Live ad highlights importance of colonoscopy but demand set to double without investment
Today at 3.25pm (and later at 9.30pm) the very first TV ad showing a live colonoscopy on a patient aired on Channel 4. For 90 seconds, viewers saw a demonstration of a surgical procedure to remove two bowel polyps. Organised by Cancer Research UK, the advert aims to show the positive impact research has had in helping to treat cancer.

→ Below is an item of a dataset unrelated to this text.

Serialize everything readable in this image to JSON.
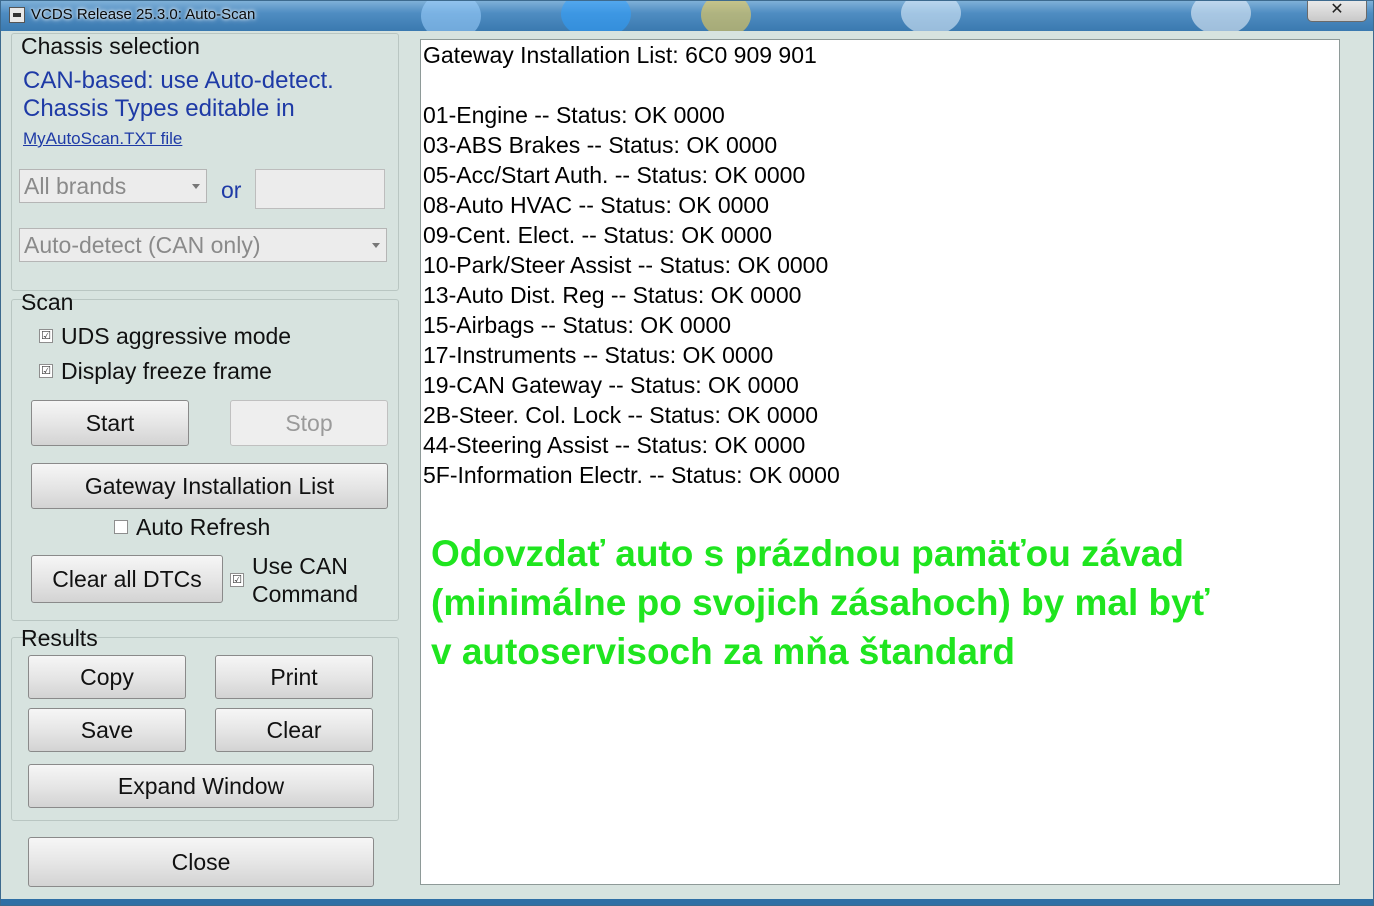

Endoscopy tests, such as a colonoscopy, are key diagnostic tests for bowel cancer. They can detect cancer at the earliest stage of the disease, when it is more treatable, as well as prevent cancer through the removal of polyps during the test. Polyps are non-cancerous growths but if left untreated may develop into cancer over time. More than nine out of ten people diagnosed with stage 1 bowel cancer survive five years or more after diagnosis. However this drops significantly as the disease develops.
The TV ad shines a light on colonoscopies but it also highlights the challenges endoscopy services face across the UK as Asha Kaur, Policy Manager at Bowel Cancer UK points out:
“We know that demand for endoscopy services is set to double over the next five years with reports estimating that nearly a million more tests are needed year on year. Yet there is a serious lack of capacity within endoscopy units to meet this demand. This is having a detrimental impact on waiting times. This is not good news, patients need to be seen quickly to have the best chance of being diagnosed at an early stage of bowel cancer when it is more treatable. Many people across the UK are waiting too long between being referred and having their test. Without adequate capacity to meet this demand, patients will be kept waiting for crucial diagnostic tests.
“The Implementation Plan for the Cancer Strategy announced that Health Education England would develop an action plan to address current capacity issues in cancer services by September 2016, but is yet to materialise. Many of the recommendations outlined in the England Cancer Strategy could, if implemented, improve access to diagnostic tests but the success of these recommendations rests on having the workforce in place to deliver it. We are concerned that without the investment many of these recommendations will fail to be delivered and that ultimately this will cost lives.
“An increase in symptomatic patients, the introduction of new screening tests and an ageing population means this problem is only set to get worse. We would urge Health Education England to publish this plan and urgently address the demand and capacity deficit as a priority.”